PROMPT: Oldest Clothes

What’s the oldest thing you’re wearing today?

A pair of flip-flops I got in Tagbilaran, Philippines almost ten years ago when an airline lost our luggage and we had to replace our travel wardrobe from the slim pickings of a local store. (It was actually a well-stocked store, but Filipinos tend to be smaller — but when they aren’t, they’re apparently much bigger. So, sizing mostly went: XS, S, M, XXXL, XXXXL. And I needed an L in Filipino sizes. Actually, the bigger stock probably just doesn’t turn over. Maybe the lack of L’s suggested it was a popular size.)

Not bad for a cheap purchase meant only to hold up through a crisis.

PROMPT: Shoes

Daily writing prompt
Tell us about your favorite pair of shoes, and where they’ve taken you.

Well, they were Timberland hiking boots, a pair that was comfortable and had served me well on a number of hikes in various parts of the world. Then, on the Goechala Pass Trek in Sikkim, I learned that they were only held together by some planned-obsolescent glue.

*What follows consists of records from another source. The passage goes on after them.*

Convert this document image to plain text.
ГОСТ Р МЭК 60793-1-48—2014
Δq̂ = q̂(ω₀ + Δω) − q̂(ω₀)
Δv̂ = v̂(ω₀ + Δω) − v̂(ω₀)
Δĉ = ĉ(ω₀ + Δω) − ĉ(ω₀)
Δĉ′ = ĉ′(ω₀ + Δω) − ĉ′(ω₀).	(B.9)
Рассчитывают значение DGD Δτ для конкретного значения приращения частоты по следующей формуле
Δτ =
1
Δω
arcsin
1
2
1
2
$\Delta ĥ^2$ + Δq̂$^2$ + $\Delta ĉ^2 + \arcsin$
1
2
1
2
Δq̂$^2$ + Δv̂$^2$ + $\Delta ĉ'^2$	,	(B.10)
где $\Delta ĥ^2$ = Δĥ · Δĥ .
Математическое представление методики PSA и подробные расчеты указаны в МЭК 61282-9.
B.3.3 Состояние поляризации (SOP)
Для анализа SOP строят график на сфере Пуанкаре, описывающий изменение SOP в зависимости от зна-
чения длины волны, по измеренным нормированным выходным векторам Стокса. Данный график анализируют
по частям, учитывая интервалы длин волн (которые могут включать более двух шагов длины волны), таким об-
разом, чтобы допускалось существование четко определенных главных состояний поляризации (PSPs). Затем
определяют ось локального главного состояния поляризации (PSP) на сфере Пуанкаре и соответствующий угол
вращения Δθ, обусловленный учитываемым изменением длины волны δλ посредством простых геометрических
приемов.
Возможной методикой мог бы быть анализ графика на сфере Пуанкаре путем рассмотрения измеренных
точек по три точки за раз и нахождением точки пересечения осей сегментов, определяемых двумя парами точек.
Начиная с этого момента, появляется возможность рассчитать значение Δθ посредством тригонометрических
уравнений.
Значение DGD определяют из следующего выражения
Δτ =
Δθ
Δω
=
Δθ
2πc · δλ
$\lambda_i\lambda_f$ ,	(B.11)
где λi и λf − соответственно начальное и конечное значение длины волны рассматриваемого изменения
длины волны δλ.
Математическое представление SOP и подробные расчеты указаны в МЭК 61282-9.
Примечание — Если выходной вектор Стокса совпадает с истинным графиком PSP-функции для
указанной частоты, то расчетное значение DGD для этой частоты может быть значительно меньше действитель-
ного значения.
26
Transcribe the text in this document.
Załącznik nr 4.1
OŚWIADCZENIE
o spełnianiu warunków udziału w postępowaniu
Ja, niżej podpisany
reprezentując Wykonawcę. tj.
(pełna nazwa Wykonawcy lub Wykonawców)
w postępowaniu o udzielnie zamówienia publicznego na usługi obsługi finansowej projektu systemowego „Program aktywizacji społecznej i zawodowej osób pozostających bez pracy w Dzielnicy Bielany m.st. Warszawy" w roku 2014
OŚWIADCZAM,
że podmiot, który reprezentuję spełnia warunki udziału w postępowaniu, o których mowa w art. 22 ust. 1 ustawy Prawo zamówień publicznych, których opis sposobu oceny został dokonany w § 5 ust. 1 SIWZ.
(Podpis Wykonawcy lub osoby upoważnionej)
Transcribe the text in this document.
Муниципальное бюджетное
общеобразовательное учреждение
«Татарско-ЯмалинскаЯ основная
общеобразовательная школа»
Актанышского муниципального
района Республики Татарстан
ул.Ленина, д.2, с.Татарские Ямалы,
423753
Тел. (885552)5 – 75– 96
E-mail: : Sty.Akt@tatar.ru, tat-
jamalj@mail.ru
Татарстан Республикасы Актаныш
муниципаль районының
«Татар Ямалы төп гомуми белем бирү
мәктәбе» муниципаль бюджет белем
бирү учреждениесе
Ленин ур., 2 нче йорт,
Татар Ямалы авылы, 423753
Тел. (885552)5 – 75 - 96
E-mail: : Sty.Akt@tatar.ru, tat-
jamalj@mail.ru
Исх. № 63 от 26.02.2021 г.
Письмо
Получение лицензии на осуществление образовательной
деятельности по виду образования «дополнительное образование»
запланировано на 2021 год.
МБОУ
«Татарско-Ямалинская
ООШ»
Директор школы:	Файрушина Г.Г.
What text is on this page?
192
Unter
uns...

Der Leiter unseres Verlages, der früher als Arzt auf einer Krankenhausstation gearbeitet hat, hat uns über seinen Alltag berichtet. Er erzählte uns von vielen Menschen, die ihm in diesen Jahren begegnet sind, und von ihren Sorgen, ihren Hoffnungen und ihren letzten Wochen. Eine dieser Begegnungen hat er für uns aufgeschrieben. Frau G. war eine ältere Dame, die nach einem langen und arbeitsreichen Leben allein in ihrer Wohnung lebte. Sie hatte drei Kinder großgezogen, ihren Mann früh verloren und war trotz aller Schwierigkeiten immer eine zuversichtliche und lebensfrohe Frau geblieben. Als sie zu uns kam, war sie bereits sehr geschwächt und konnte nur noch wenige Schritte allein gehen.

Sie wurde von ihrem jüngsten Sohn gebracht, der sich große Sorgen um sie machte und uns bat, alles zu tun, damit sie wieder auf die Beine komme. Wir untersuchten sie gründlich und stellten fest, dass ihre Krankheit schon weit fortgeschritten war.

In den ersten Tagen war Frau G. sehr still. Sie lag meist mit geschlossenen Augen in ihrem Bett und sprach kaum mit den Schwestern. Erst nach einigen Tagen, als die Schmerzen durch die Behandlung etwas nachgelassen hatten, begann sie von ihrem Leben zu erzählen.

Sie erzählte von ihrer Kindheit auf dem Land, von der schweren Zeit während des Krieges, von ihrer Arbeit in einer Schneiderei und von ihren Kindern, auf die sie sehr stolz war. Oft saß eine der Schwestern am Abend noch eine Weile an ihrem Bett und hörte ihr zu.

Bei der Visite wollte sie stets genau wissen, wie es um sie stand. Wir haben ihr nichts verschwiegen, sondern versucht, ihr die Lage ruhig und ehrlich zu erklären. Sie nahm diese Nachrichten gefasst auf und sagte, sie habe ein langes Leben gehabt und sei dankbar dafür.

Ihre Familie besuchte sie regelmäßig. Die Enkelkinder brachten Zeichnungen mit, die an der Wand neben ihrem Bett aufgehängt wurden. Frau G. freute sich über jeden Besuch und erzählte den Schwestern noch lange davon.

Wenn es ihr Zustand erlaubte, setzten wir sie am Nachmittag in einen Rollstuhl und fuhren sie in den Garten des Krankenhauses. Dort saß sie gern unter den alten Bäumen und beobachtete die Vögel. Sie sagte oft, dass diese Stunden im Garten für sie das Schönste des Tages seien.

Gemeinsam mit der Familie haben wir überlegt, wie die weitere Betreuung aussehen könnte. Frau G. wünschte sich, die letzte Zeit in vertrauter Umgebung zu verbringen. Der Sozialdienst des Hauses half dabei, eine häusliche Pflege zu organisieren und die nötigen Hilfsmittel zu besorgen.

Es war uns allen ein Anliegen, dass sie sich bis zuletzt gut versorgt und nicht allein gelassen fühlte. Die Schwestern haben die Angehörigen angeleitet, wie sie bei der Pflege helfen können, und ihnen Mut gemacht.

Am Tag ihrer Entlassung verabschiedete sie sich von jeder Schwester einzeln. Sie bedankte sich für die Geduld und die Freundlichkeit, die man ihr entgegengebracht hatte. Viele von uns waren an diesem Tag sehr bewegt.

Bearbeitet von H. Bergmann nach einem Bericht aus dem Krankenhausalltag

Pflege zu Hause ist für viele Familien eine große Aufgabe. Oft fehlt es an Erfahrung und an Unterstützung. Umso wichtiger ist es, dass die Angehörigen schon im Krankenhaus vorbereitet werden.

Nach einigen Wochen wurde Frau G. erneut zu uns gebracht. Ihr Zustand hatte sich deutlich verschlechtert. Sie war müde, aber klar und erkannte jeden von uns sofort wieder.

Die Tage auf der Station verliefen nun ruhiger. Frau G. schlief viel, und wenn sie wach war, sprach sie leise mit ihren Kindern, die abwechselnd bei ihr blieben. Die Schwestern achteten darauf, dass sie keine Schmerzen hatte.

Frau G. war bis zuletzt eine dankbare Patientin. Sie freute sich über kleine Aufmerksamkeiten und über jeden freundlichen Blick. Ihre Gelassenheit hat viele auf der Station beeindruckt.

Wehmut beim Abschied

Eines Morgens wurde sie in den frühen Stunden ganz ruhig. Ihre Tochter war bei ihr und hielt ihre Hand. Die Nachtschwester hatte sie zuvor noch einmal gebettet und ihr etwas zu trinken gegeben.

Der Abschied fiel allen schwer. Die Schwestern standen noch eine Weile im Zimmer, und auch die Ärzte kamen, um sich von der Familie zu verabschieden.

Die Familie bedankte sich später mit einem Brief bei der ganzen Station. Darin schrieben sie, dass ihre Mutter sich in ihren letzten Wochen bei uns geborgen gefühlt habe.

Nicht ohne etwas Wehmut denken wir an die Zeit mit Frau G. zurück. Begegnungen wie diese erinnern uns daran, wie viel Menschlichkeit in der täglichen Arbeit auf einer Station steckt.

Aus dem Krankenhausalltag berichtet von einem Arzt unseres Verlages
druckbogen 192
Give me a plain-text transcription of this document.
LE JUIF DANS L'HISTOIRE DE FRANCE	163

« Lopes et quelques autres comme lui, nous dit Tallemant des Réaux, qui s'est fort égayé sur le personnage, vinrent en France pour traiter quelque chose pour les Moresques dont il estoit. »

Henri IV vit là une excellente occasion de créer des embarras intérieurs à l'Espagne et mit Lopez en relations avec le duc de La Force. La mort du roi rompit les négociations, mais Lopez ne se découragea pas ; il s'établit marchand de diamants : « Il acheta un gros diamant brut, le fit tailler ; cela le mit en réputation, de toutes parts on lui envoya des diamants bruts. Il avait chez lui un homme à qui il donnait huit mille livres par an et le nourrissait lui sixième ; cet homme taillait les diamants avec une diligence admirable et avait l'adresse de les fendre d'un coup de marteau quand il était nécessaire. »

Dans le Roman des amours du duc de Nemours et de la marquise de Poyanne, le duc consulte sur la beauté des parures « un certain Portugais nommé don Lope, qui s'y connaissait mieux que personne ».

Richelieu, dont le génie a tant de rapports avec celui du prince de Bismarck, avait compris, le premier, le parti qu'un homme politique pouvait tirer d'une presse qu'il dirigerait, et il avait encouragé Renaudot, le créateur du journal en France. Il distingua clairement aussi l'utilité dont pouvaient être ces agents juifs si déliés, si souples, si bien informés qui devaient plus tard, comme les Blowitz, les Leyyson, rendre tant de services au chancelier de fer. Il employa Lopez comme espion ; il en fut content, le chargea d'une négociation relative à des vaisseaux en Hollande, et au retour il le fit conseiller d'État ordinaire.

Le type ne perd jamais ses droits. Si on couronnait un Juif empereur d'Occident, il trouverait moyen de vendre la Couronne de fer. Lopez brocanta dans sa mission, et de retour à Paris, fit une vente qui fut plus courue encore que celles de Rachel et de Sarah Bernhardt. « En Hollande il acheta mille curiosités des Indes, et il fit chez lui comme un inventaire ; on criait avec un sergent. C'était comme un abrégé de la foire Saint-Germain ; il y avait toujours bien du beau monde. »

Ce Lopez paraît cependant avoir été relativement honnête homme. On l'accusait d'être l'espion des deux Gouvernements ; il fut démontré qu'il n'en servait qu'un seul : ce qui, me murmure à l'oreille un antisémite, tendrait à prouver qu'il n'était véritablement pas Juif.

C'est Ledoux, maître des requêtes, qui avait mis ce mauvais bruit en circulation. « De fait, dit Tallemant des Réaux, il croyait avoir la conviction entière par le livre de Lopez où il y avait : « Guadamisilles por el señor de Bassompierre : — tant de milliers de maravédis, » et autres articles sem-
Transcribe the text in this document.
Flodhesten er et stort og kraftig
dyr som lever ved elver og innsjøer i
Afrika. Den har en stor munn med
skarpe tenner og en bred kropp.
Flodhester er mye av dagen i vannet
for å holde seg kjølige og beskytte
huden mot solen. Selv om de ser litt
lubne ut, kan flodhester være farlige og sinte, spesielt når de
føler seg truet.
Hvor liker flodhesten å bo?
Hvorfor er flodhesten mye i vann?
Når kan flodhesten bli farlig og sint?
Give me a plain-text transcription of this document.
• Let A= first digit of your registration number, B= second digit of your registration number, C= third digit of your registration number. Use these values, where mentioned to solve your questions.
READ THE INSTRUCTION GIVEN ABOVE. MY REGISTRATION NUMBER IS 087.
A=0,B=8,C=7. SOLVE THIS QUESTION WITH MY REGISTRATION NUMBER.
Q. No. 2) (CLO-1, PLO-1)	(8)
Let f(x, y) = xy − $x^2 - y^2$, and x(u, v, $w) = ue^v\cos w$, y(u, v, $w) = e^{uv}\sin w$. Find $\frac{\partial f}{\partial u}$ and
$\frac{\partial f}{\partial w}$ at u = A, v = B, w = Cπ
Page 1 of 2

I had to hike six days with one of the soles strapped to my foot for one of the boots, and five days for the other. Yes, after so many miles of hiking in various environments, they fell apart within one day of each other. I guess the glue has a finite number of puddle steps in it, and I hit that number one day earlier with one boot than the other. That’s when I realized there’s nothing special about a shoe. It’s just a bunch of the lowest cost materials stuck together in the lowest cost assembly method and designed so you’ll have to buy a new pair every few months to years, depending upon the type of shoe, its use, and its price point. If there were a monopoly on shoe production, no pair would last more than a week. It’s only competition that allows for some halfway decent pairs to exist. I’m happy with any shoe that protects my feet, and — once it doesn’t — it’s dead to me.

DAILY PHOTO: Shoe Memorial

Taken in December of 2014 in Budapest.

Taken in December of 2014 in Budapest.

On the bank of the Danube, Pest-side just south of the Parliament building, there is an eery memorial consisting of an irregular row of shoes. The shoes are made of metal, but their brown rust looks like worn, brown shoe leather. It is in remembrance of the victims of the Arrowcross Militia who were shot there and left to topple into the river.

The Arrowcross Militia were Hungary’s Nazis. Hungary was allied with Germany at the beginning of World War II, but at one point (in 1944, as I recall) Hungary tried to break this alliance. Germany responded by taking over Hungary, and giving the Arrowcross (their fellow hardcore fascists) greater power and influence.